The cost of private health cover jumped by an average 3.6% last year as more people turned to the service and the cost of complex medical treatment increased.
The research looked at medical cover for expats across 500 organisations in 16 countries in Europe, the Middle East and Africa.
The study revealed that cost drivers were different between countries – with Britain citing large claims, while Spain, Portugal and the United Arab Emirates had more concerns about increasing numbers of expats accessing private health care.
One factor that impacted on the cost was a new law in France that compels employers to offer private health cover.
Expat employers paid for private medicine as an average of 3.9% of payroll in 2011.
Health care benefits
The highest average cost is in the UAE (5.9%), Turkey (4.5%) and Spain (4.2%).
Outside the region, US employers pay an astonishing 13% of payroll towards private medical care.
Few organisations would cancel health cover because of costs (12%), but 17% would trim the benefits package and 16% would look to employees to contribute more.
To try to control costs, 40% of employers have an employee wellness program.
One of the main worries of employers is tinkering with the scope of a health care package by reducing benefits is that good employees could be discouraged from joining their organisation.
David Levey, of Mercer, the expat benefits consultancy, said: “Organisations are caught between two stools. They need to keep medical benefit costs low, but care costs are rising and many are worried that if their package is uncompetitive, employees will opt to go elsewhere.

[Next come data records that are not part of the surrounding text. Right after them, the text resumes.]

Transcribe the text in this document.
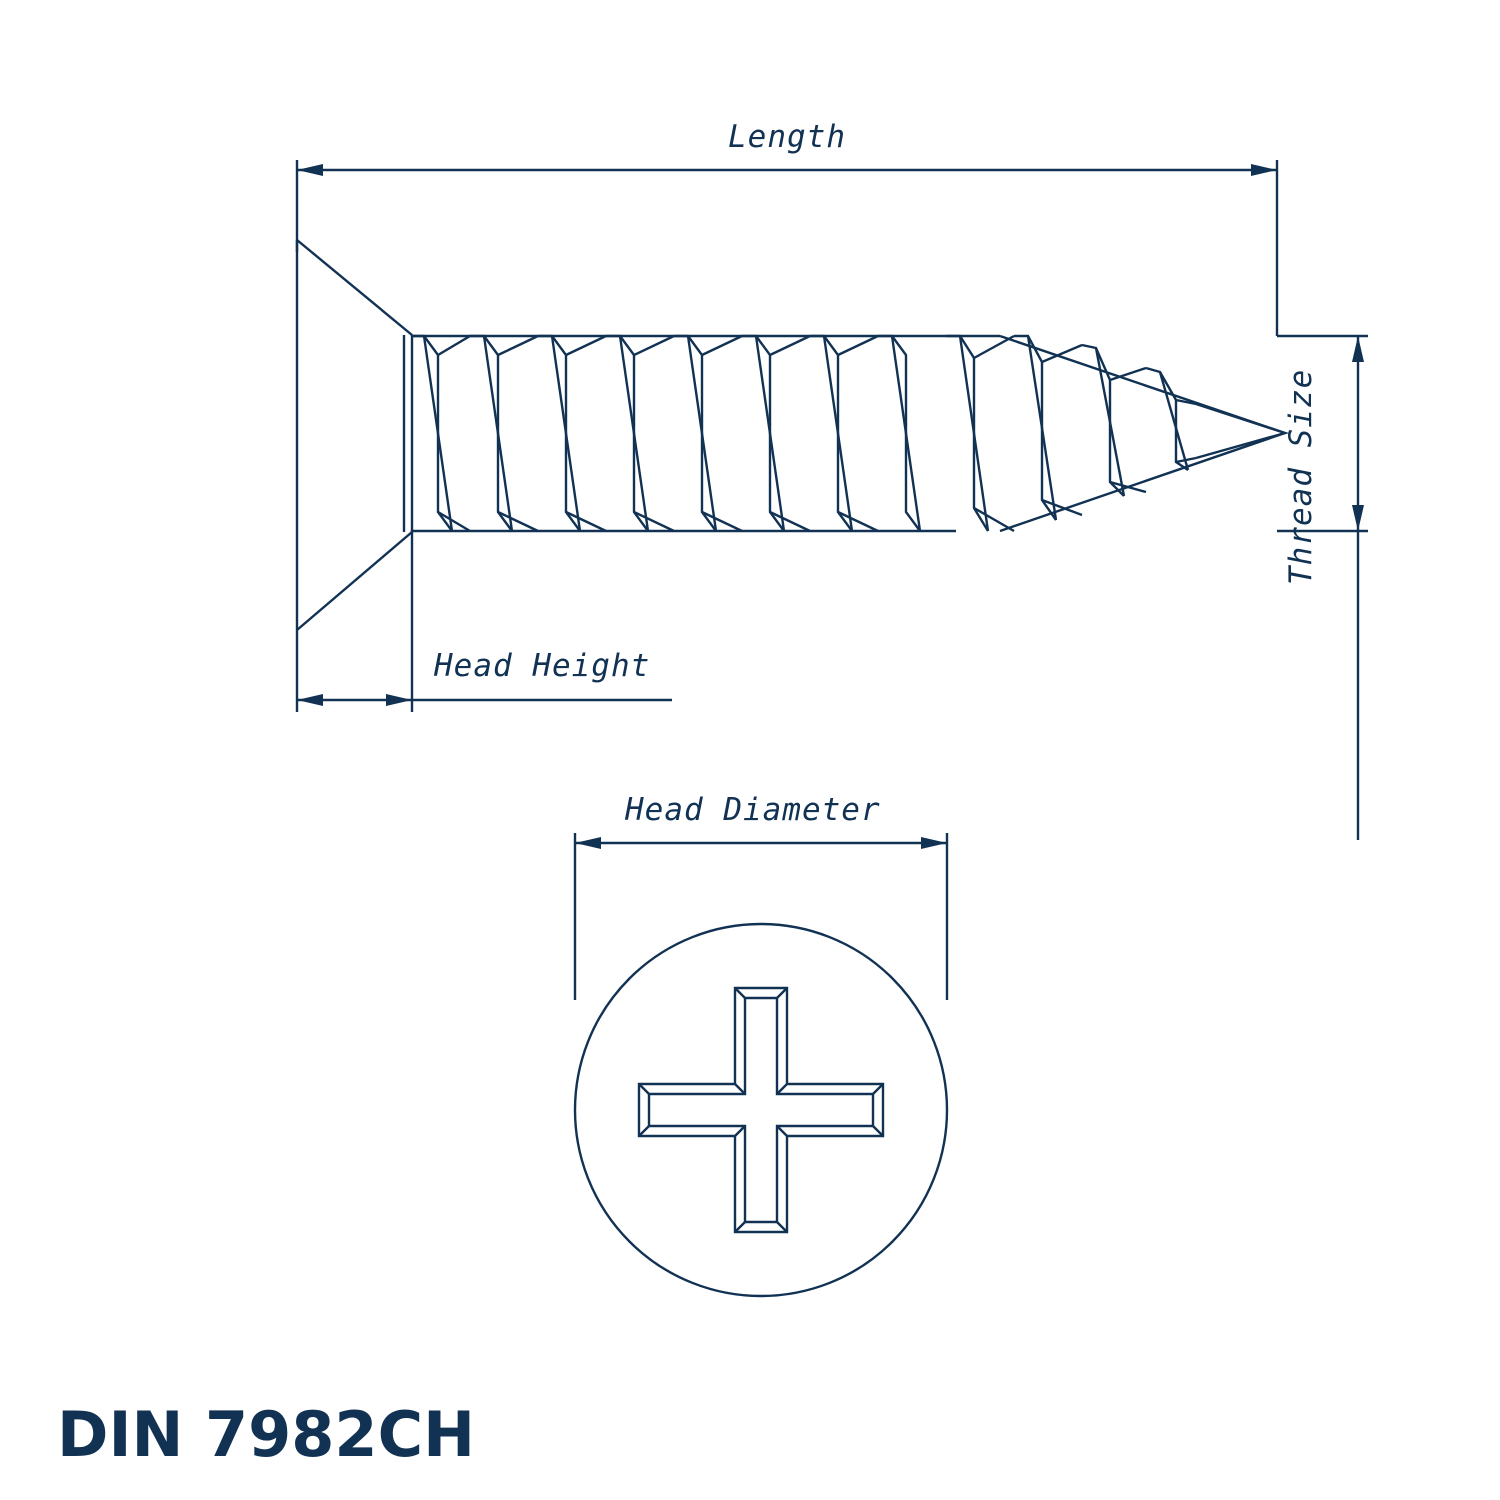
Length
Head Height
Thread Size
Head Diameter
DIN 7982CH
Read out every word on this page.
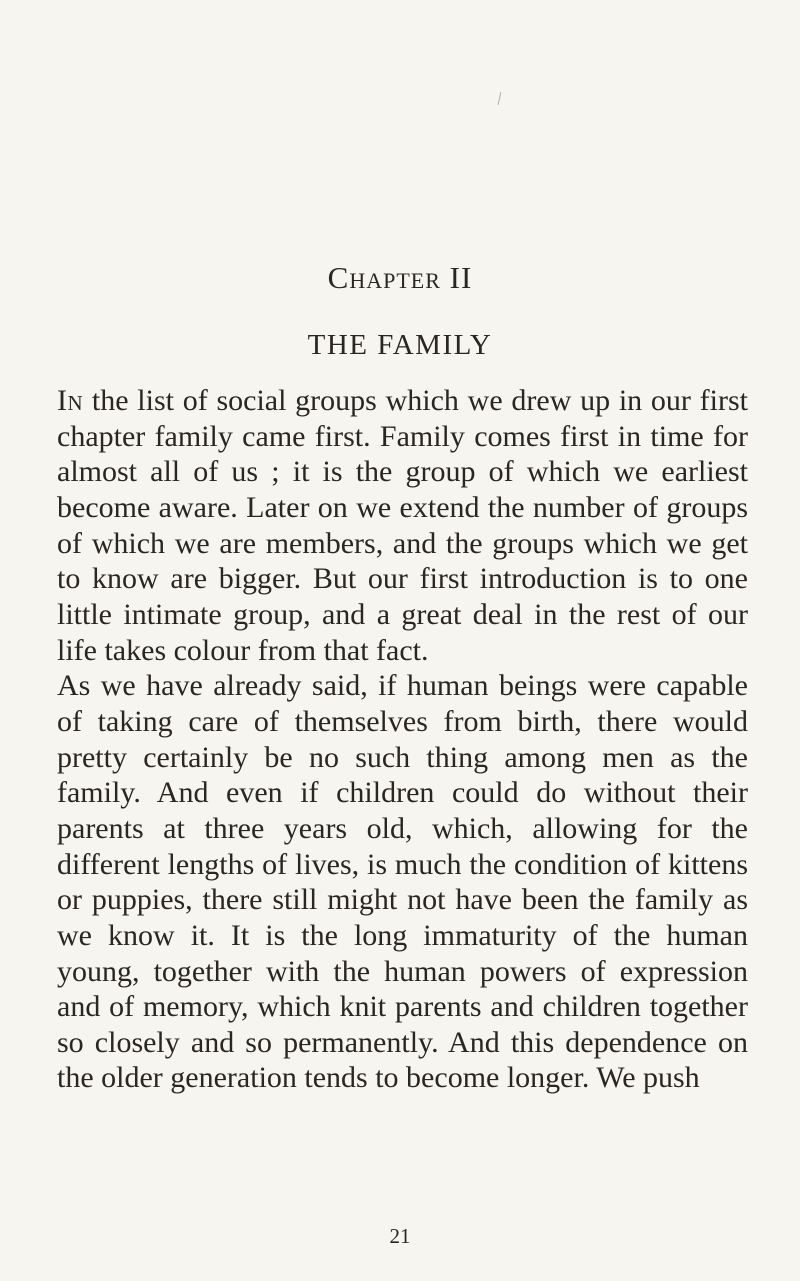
Chapter II
THE FAMILY

In the list of social groups which we drew up in our first chapter family came first. Family comes first in time for almost all of us ; it is the group of which we earliest become aware. Later on we extend the number of groups of which we are members, and the groups which we get to know are bigger. But our first introduction is to one little intimate group, and a great deal in the rest of our life takes colour from that fact.

As we have already said, if human beings were capable of taking care of themselves from birth, there would pretty certainly be no such thing among men as the family. And even if children could do without their parents at three years old, which, allowing for the different lengths of lives, is much the condition of kittens or puppies, there still might not have been the family as we know it. It is the long immaturity of the human young, together with the human powers of expression and of memory, which knit parents and children together so closely and so permanently. And this dependence on the older generation tends to become longer. We push

21
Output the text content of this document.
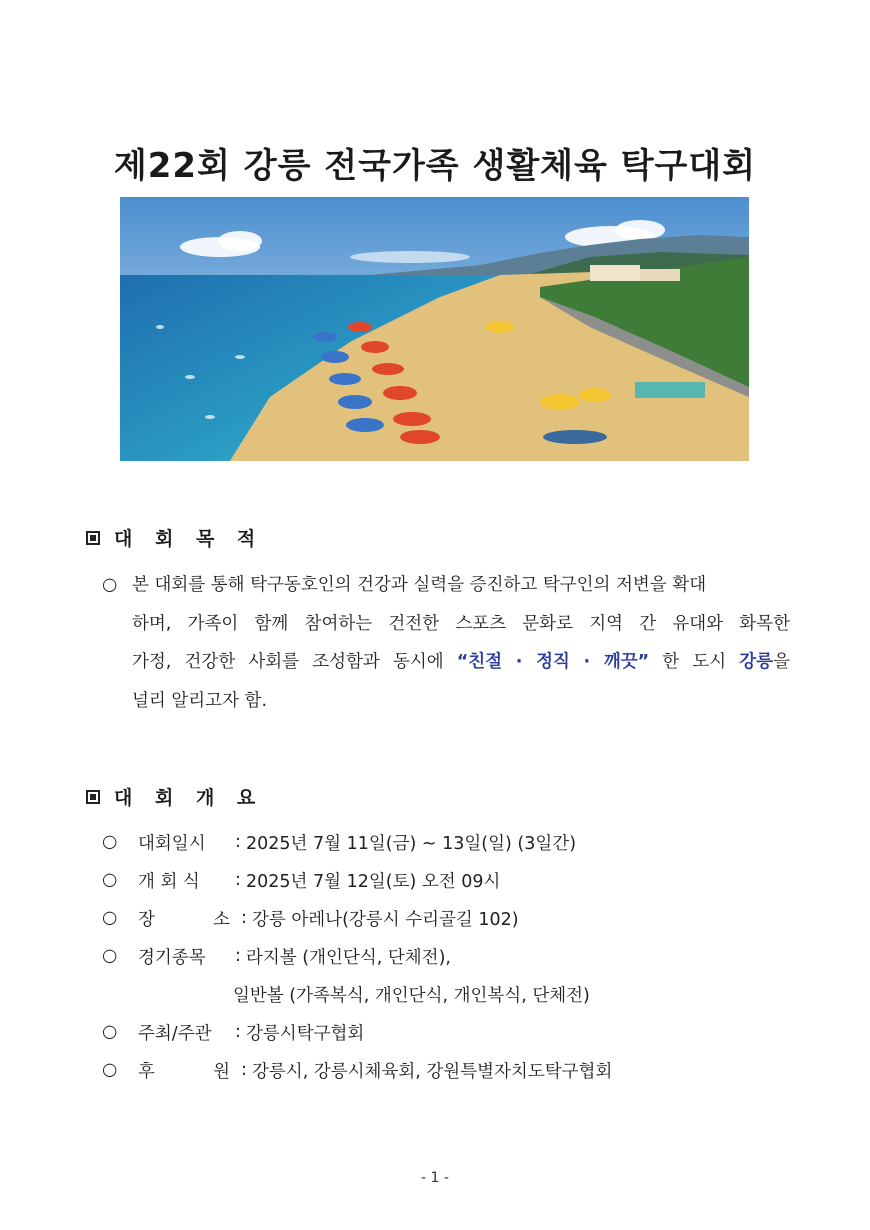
제22회 강릉 전국가족 생활체육 탁구대회
대 회 목 적
○ 본 대회를 통해 탁구동호인의 건강과 실력을 증진하고 탁구인의 저변을 확대
하며, 가족이 함께 참여하는 건전한 스포츠 문화로 지역 간 유대와 화목한
가정, 건강한 사회를 조성함과 동시에 “친절 · 정직 · 깨끗” 한 도시 강릉을
널리 알리고자 함.
대 회 개 요
○	대회일시 : 2025년 7월 11일(금) ~ 13일(일) (3일간)
○	개 회 식	: 2025년 7월 12일(토) 오전 09시
○	장	소 : 강릉 아레나(강릉시 수리골길 102)
○	경기종목	: 라지볼 (개인단식, 단체전),
일반볼 (가족복식, 개인단식, 개인복식, 단체전)
○	주최/주관	: 강릉시탁구협회
○	후	원 : 강릉시, 강릉시체육회, 강원특별자치도탁구협회
- 1 -
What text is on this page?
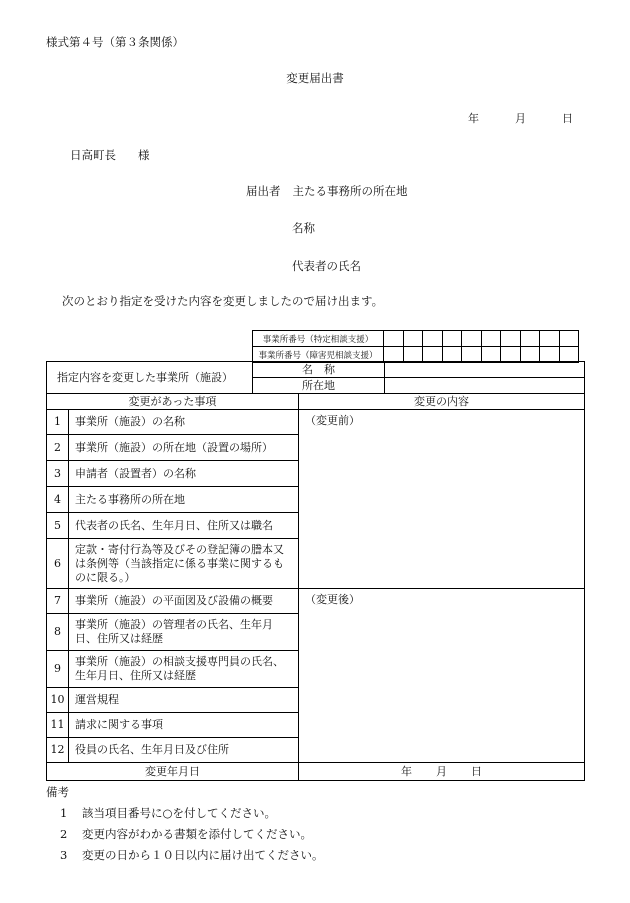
様式第４号（第３条関係）
変更届出書
年	月	日
日高町長 様
届出者 主たる事務所の所在地
名称
代表者の氏名
次のとおり指定を受けた内容を変更しましたので届け出ます。
事業所番号（特定相談支援）										
事業所番号（障害児相談支援）										
指定内容を変更した事業所（施設）		名　称		
		所在地		
変更があった事項			変更の内容	
1	事業所（施設）の名称		（変更前）	
2	事業所（施設）の所在地（設置の場所）			
3	申請者（設置者）の名称			
4	主たる事務所の所在地			
5	代表者の氏名、生年月日、住所又は職名			
6	定款・寄付行為等及びその登記簿の謄本又は条例等（当該指定に係る事業に関するものに限る。）			
7	事業所（施設）の平面図及び設備の概要		（変更後）	
8	事業所（施設）の管理者の氏名、生年月日、住所又は経歴			
9	事業所（施設）の相談支援専門員の氏名、生年月日、住所又は経歴			
10	運営規程			
11	請求に関する事項			
12	役員の氏名、生年月日及び住所			
変更年月日			年 月 日	
備考
1 該当項目番号に○を付してください。
2 変更内容がわかる書類を添付してください。
3 変更の日から１０日以内に届け出てください。
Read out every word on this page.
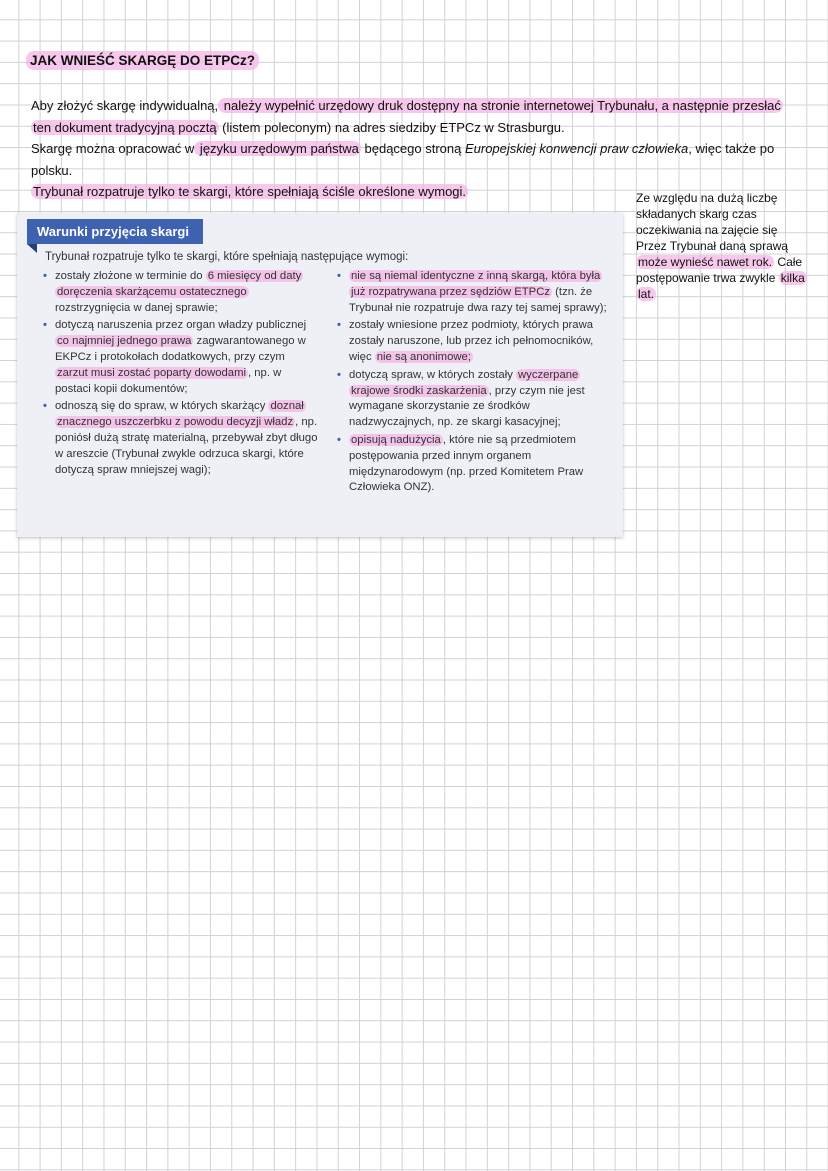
JAK WNIEŚĆ SKARGĘ DO ETPCz?

Aby złożyć skargę indywidualną, należy wypełnić urzędowy druk dostępny na stronie internetowej Trybunału, a następnie przesłać ten dokument tradycyjną pocztą (listem poleconym) na adres siedziby ETPCz w Strasburgu.

Skargę można opracować w języku urzędowym państwa będącego stroną Europejskiej konwencji praw człowieka, więc także po polsku.

Trybunał rozpatruje tylko te skargi, które spełniają ściśle określone wymogi.	Ze względu na dużą liczbę składanych skarg czas oczekiwania na zajęcie się Przez Trybunał daną sprawą może wynieść nawet rok. Całe postępowanie trwa zwykle kilka lat.

Warunki przyjęcia skargi

Trybunał rozpatruje tylko te skargi, które spełniają następujące wymogi:

• zostały złożone w terminie do 6 miesięcy od daty doręczenia skarżącemu ostatecznego rozstrzygnięcia w danej sprawie;
• dotyczą naruszenia przez organ władzy publicznej co najmniej jednego prawa zagwarantowanego w EKPCz i protokołach dodatkowych, przy czym zarzut musi zostać poparty dowodami , np. w postaci kopii dokumentów;
• odnoszą się do spraw, w których skarżący doznał znacznego uszczerbku z powodu decyzji władz , np. poniósł dużą stratę materialną, przebywał zbyt długo w areszcie (Trybunał zwykle odrzuca skargi, które dotyczą spraw mniejszej wagi);
• nie są niemal identyczne z inną skargą, która była już rozpatrywana przez sędziów ETPCz (tzn. że Trybunał nie rozpatruje dwa razy tej samej sprawy);
• zostały wniesione przez podmioty, których prawa zostały naruszone, lub przez ich pełnomocników, więc nie są anonimowe;
• dotyczą spraw, w których zostały wyczerpane krajowe środki zaskarżenia , przy czym nie jest wymagane skorzystanie ze środków nadzwyczajnych, np. ze skargi kasacyjnej;
• opisują nadużycia , które nie są przedmiotem postępowania przed innym organem międzynarodowym (np. przed Komitetem Praw Człowieka ONZ).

“One of the problems is monitoring costs and features provided by cover across different locations. Organisations cannot buy a one-size-suits-all package but have to tailor their package to each expat in each location.
Workers age before their time
Mercer reckons 40% of employers do not routinely keep information to help them manage their healthcare benefits packages, but rely on providers to do the job for them.
In a separate survey, Mercer discloses that a poor lifestyle can shorten a British worker’s life by four years.
Tests showed 86% of British workers had a body age of 4.1 years older than their birth age, while a third have risk factors endangering their health.
The study blames obesity and smoking as two of the main health issues faced by workers.
Men in their 40s are the main casualties of a poor lifestyle, says the report, as they are 12% more likely to have to go to a doctor and 13% more likely to be hospitalised due to poor health induced by lifestyle.